We get a lot of questions along the lines of "how do I do this using degree days?" It's very common for the answers to involve *linear regression analysis*.

There are many text books and online resources that explain what linear regression analysis is... But the theory can get a little heavy going... So we wrote this short article to explain just the basics of regression analysis using energy consumption figures and degree days.

**If you want to get straight to analyzing your energy data**, you could just use the regression tool on our website. It does everything described in this article and more, and it is easier than doing it all in Excel. Just visit the Degree Days.net web tool, select "Regression" as the data type, and follow the instructions from there.

Or read on for the basic theory and some Excel-based examples:

- What are degree days?
- Getting the raw data
- Correlating energy usage with degree days (with no day normalization)
- Improved correlation method for irregular data (with unweighted day normalization)
- The best method of all - weighted day normalization
- Multiple regression for when both heating and cooling are metered together

Before diving into regression analysis, it helps to understand exactly what a degree day is... This article provides a good introduction.

To do linear regression analysis, you need to correlate energy-consumption data with degree-day data:

You might have detailed interval data from a smart meter but more likely you'll have weekly or monthly records of energy consumption that you've collected yourself, or energy bills from a utility or energy supplier.

Most buildings follow a weekly routine, which means that ** weekly energy-consumption data is typically a good option for regression analysis**. Although the occupancy of the building and the heating patterns might vary throughout the week, the patterns are usually fairly consistent from one week to the next.

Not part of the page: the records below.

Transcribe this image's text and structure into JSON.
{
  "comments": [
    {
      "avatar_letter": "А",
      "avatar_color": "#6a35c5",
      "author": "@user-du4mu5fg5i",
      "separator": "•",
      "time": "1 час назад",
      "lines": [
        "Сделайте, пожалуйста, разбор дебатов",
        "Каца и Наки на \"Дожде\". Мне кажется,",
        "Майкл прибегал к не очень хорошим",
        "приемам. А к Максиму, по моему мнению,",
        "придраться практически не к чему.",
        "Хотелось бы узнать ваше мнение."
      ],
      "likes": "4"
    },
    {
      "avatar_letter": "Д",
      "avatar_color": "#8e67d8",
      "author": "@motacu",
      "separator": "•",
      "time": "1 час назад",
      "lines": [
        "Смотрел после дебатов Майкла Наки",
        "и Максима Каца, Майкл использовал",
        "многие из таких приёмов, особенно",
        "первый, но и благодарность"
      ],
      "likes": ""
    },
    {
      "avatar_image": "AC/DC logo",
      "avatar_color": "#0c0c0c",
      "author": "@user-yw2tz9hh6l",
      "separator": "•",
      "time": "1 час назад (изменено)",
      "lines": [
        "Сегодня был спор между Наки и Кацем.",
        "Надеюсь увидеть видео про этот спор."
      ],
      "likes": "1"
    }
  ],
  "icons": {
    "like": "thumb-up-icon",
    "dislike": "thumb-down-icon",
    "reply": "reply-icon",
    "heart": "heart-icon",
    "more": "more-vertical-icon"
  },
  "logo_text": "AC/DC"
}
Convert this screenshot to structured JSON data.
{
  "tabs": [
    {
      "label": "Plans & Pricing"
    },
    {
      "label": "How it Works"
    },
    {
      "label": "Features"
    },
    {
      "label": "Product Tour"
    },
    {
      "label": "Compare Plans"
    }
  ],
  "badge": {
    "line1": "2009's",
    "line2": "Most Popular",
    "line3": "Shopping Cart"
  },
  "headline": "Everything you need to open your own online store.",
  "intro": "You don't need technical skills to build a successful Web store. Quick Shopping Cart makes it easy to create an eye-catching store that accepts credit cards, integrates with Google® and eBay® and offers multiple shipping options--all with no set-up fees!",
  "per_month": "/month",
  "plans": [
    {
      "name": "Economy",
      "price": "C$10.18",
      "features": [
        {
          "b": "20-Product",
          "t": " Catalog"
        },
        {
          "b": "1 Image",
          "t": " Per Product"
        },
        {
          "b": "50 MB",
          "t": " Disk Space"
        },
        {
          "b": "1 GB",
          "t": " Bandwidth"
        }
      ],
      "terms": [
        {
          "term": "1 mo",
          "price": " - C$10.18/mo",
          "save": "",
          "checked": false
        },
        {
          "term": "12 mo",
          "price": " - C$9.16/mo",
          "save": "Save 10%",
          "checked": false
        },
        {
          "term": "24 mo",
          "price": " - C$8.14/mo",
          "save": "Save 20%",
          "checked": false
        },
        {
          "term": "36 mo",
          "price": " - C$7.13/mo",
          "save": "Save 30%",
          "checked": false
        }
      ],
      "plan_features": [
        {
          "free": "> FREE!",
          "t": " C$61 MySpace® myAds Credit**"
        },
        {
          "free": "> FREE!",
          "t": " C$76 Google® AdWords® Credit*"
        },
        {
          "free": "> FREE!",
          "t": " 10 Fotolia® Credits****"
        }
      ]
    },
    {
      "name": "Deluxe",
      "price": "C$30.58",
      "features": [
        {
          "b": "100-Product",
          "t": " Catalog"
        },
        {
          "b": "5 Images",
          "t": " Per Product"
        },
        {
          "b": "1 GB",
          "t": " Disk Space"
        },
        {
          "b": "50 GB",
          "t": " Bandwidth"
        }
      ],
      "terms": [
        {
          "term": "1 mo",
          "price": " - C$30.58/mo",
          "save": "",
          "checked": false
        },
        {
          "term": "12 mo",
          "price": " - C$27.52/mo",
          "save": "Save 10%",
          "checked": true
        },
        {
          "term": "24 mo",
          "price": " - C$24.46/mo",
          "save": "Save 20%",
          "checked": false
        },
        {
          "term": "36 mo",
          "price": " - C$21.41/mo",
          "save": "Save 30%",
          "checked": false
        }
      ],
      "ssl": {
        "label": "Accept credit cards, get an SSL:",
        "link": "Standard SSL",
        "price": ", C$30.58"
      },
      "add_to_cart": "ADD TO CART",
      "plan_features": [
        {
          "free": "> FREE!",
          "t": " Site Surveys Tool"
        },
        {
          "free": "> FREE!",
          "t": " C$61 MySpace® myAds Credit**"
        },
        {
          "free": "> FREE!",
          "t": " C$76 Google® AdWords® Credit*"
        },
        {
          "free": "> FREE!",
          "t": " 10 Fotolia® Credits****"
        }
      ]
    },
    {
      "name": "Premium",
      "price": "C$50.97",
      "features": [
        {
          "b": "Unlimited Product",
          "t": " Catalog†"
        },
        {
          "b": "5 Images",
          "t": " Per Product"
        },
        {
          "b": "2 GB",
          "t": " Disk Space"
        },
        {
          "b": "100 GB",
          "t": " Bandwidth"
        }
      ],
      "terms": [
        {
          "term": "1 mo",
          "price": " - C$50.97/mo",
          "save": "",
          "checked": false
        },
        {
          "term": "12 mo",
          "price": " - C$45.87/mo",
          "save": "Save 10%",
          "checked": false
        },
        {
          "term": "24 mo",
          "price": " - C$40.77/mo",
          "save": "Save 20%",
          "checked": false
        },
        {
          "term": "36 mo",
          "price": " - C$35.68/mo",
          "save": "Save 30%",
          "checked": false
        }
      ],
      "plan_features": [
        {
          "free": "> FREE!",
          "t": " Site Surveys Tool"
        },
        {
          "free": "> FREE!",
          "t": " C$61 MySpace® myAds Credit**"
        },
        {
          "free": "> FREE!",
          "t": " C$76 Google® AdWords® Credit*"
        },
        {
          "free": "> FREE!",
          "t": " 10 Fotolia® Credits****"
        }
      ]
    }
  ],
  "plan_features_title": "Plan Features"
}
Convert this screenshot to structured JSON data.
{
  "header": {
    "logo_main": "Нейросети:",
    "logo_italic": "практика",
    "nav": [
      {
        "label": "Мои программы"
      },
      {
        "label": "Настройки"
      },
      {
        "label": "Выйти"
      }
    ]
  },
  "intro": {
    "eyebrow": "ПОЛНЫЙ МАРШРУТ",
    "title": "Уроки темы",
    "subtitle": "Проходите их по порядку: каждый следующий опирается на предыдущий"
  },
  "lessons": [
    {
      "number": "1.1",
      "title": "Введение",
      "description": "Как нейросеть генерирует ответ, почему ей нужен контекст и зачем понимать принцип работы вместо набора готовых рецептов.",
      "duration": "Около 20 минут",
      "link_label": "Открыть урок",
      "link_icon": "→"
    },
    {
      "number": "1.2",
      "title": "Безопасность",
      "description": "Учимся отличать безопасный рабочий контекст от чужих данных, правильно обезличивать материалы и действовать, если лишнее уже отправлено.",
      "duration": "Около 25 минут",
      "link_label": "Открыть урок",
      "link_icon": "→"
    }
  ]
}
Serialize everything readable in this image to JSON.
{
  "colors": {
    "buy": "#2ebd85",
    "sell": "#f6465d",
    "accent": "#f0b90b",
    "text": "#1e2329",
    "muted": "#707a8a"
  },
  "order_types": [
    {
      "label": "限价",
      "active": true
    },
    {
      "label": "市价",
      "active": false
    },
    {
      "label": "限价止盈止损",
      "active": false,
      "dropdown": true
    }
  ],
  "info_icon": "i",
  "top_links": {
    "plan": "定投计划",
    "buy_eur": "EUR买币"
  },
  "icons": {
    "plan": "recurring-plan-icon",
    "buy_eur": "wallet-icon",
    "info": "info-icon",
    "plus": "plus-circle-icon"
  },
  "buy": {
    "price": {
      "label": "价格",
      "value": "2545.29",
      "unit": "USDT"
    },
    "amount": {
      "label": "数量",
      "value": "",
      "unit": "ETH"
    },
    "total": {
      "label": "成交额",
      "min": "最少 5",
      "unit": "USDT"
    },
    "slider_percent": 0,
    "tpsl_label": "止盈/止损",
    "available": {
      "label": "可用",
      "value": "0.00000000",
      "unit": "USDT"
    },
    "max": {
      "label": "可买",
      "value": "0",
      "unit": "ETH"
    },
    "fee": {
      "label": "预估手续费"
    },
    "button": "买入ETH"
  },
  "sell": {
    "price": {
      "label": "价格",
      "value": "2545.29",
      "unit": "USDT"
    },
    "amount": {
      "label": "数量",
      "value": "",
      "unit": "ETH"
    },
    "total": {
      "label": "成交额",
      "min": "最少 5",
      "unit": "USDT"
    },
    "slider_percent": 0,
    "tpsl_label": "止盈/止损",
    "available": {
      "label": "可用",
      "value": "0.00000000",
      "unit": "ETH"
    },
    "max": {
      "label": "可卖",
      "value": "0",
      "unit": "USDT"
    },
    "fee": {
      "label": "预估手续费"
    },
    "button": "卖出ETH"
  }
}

Monthly data is usually OK too, but it's rarely as good as weekly data, because the days of the week don't line up with calendar months (e.g. one month might have 5 weekends, the next might have 4). Unless your building is heated and used in the same way on weekends as it is on weekdays, these calendar mismatches will cause inaccuracies in your calculations.

If you have detailed interval energy consumption data (typically readings taken automatically every 60 minutes or less), you can use our Energy Lens software to turn it into daily, weekly, or monthly kWh data.

You might not have much choice about what energy-consumption data you use for your correlation. But you should try to get data for at least a few periods of measured energy consumption. If you've got daily, weekly, or monthly data, try to cover at least one full heating or cooling season. If you've got annual data, try to cover at least a few years of consumption.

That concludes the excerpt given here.